The M1/M2 Macrophage Polarization and Hepatoprotective Activity of Quercetin in Cyclophosphamide-Induced Experimental Liver Toxicity

Abstract

Background: Chemotherapy drugs may lead to hepatic injury, which is considered one of the limitations of these drugs.

Objectives: The aim of this study was to evaluate the effect of quercetin (QUE) on M1/M2 macrophage polarization and hepatoprotective effect in cyclophosphamide (CTX)-induced liver toxicity.

Methods: Twenty-four mice were divided into four groups (Control, QUE, CTX, CTX + QUE). The CTX and CTX + QUE groups received 200 mg/kg CTX. The animals in the QUE and CTX + QUE groups received 50 mg/kg QUE. All animals were sacrificed, and serum and liver samples were used for laboratory analyses.
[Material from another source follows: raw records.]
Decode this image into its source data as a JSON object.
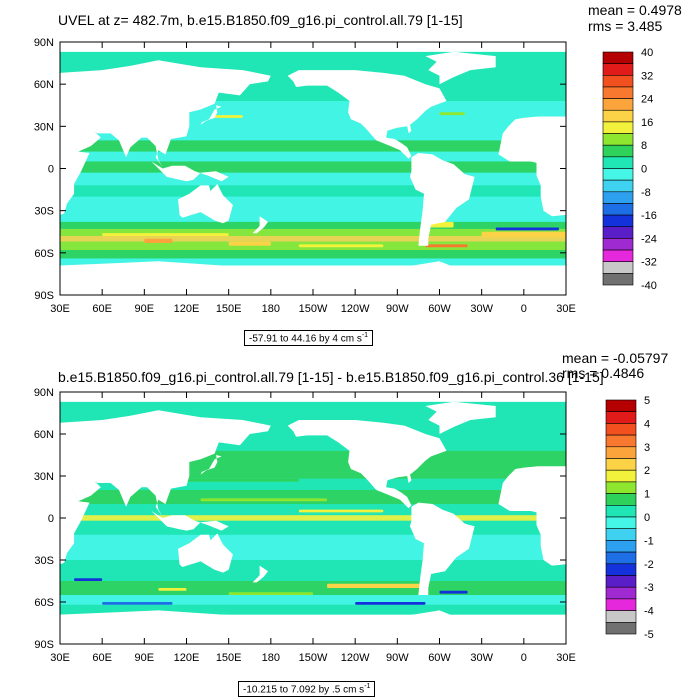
{
  "chart_data": [
    {
      "type": "heatmap",
      "title": "UVEL at z= 482.7m, b.e15.B1850.f09_g16.pi_control.all.79 [1-15]",
      "mean_text": "mean = 0.4978",
      "rms_text": "rms = 3.485",
      "range_text": "-57.91 to 44.16 by 4 cm s",
      "range_unit_exp": "-1",
      "x_ticks": [
        "30E",
        "60E",
        "90E",
        "120E",
        "150E",
        "180",
        "150W",
        "120W",
        "90W",
        "60W",
        "30W",
        "0",
        "30E"
      ],
      "y_ticks": [
        "90N",
        "60N",
        "30N",
        "0",
        "30S",
        "60S",
        "90S"
      ],
      "lon_range": [
        30,
        390
      ],
      "lat_range": [
        -90,
        90
      ],
      "colorbar_labels": [
        "40",
        "32",
        "24",
        "16",
        "8",
        "0",
        "-8",
        "-16",
        "-24",
        "-32",
        "-40"
      ],
      "colorbar_colors": [
        "#b40000",
        "#e11a1a",
        "#f2501e",
        "#f7782e",
        "#fca43c",
        "#fcd247",
        "#f2f23c",
        "#8fe62e",
        "#2ed25a",
        "#1fe6b4",
        "#45f5e6",
        "#3ed2f0",
        "#2ea0f0",
        "#1e6ee6",
        "#1432dc",
        "#5a1ec8",
        "#a02ad2",
        "#e628dc",
        "#c8c8c8",
        "#707070"
      ],
      "ocean_base_color": "#2ee6c8",
      "land_color": "#ffffff"
    },
    {
      "type": "heatmap",
      "title": "b.e15.B1850.f09_g16.pi_control.all.79 [1-15] - b.e15.B1850.f09_g16.pi_control.36 [1-15]",
      "mean_text": "mean = -0.05797",
      "rms_text": "rms = 0.4846",
      "range_text": "-10.215 to 7.092 by .5 cm s",
      "range_unit_exp": "-1",
      "x_ticks": [
        "30E",
        "60E",
        "90E",
        "120E",
        "150E",
        "180",
        "150W",
        "120W",
        "90W",
        "60W",
        "30W",
        "0",
        "30E"
      ],
      "y_ticks": [
        "90N",
        "60N",
        "30N",
        "0",
        "30S",
        "60S",
        "90S"
      ],
      "lon_range": [
        30,
        390
      ],
      "lat_range": [
        -90,
        90
      ],
      "colorbar_labels": [
        "5",
        "4",
        "3",
        "2",
        "1",
        "0",
        "-1",
        "-2",
        "-3",
        "-4",
        "-5"
      ],
      "colorbar_colors": [
        "#b40000",
        "#e11a1a",
        "#f2501e",
        "#f7782e",
        "#fca43c",
        "#fcd247",
        "#f2f23c",
        "#8fe62e",
        "#2ed25a",
        "#1fe6b4",
        "#45f5e6",
        "#3ed2f0",
        "#2ea0f0",
        "#1e6ee6",
        "#1432dc",
        "#5a1ec8",
        "#a02ad2",
        "#e628dc",
        "#c8c8c8",
        "#707070"
      ],
      "ocean_base_color": "#2ee6c8",
      "land_color": "#ffffff"
    }
  ]
}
Results: Examinations indicated that CTX exposure led to disruption of liver functions and morphological degenerations. Tissue pro-apoptotic Bax and caspase 3, pro-inflammatory TNF-α and IL-1β, transcription factor NF-κB, and M1 macrophage polarization marker CD86 were upregulated significant (p < 0.05) in this group. In addition, CTX exposure led to significantly (p < 0.05) upregulation of the Bax/Bcl-2 mRNA ratio and DNA fragmentations. The PCNA-positive hepatic cell ratio and anti-apoptotic Bcl-2 expression are remarkably suppressed (p < 0.05). Immunohistochemical analyses are also indicated that M2 macrophage polarization marker CD163 is slightly but remarkably (p < 0.05) downregulated in the CTX group compared to the Control and QUE groups. The morphological and biochemical disruptions were alleviated in QUE-treated animals in the CTX + QUE group. Liver function test results, apoptosis, inflammatory, transcription factor NF-κB, regeneration/proliferation, and apoptotic index results in this group were similar (p > 0.05) to the control and QUE groups. The M1 cell surface marker expression of CD86 is significantly (p < 0.05) downregulated, and M2 macrophage polarization marker expression of CD163 is upregulated significantly (p < 0.05) compared to the CTX group.

Conclusions: This study indicates that QUE has the potential to downregulate CTX-induced hepatic injury and regulate M1/M2 macrophage polarization to the M2 side, which indirectly demonstrates activation of anti-inflammatory signalling and tissue repair.

Keywords: apoptosis; cyclophosphamide; inflammation; liver toxicity; quercetin.

FIGURE 1

Representative micrographs of the groups. Irregular and oedematous parenchyma (*), increased pyknotic cell nuclei (arrow), and increased inflammatory cell accumulation in the CTX group. Pathological changes significantly improved in QUE‐treated animals. A: Control, B: QUE, C: CTX, D: CTX + QUE. Staining: Haematoxylin and eosin. Magnification: 40×.

FIGURE 2

Representative immunohistochemistry micrographs of Bax, Bcl‐2, caspase 3, TNF‐α, PCNA, NF‐κB, CD86 and CD163. Brown staining indicates the immunopositivity and density of the protein of interest. The sections were counterstained to determine the immunodensity of the interest protein. Counterstaining: Haematoxylin. Bar: 50 µm.

FIGURE 3

Representative micrographs of TUNEL Assay of the groups. Green fluorescence nuclei indicate double‐strand DNA break. All nuclei were counterstained with DAPI, and the micrographs were merged to obtain distribution of DNA fragmented hepatocyte ratio over total nuclei in hepatic lobules. Staining: TUNEL Assay (fluorescein), Counterstain: DAPI, Magnification: 40×.

FIGURE 4

Graphical demonstration of the statistical analysis of tissue TNF‐α, IL‐1β levels of ELISA Assay, tissue immunodensity of Bax, Bcl‐2, caspase 3, TNF‐α, positivity of PCNA and apoptotic index among the groups. In addition to, graphs indicate statistically significance of Bax/Bcl‐2 mRNA ratio among the groups. Different superscripts on each or between the columns indicate differences between the groups. *p < 0.05, **p < 0.01.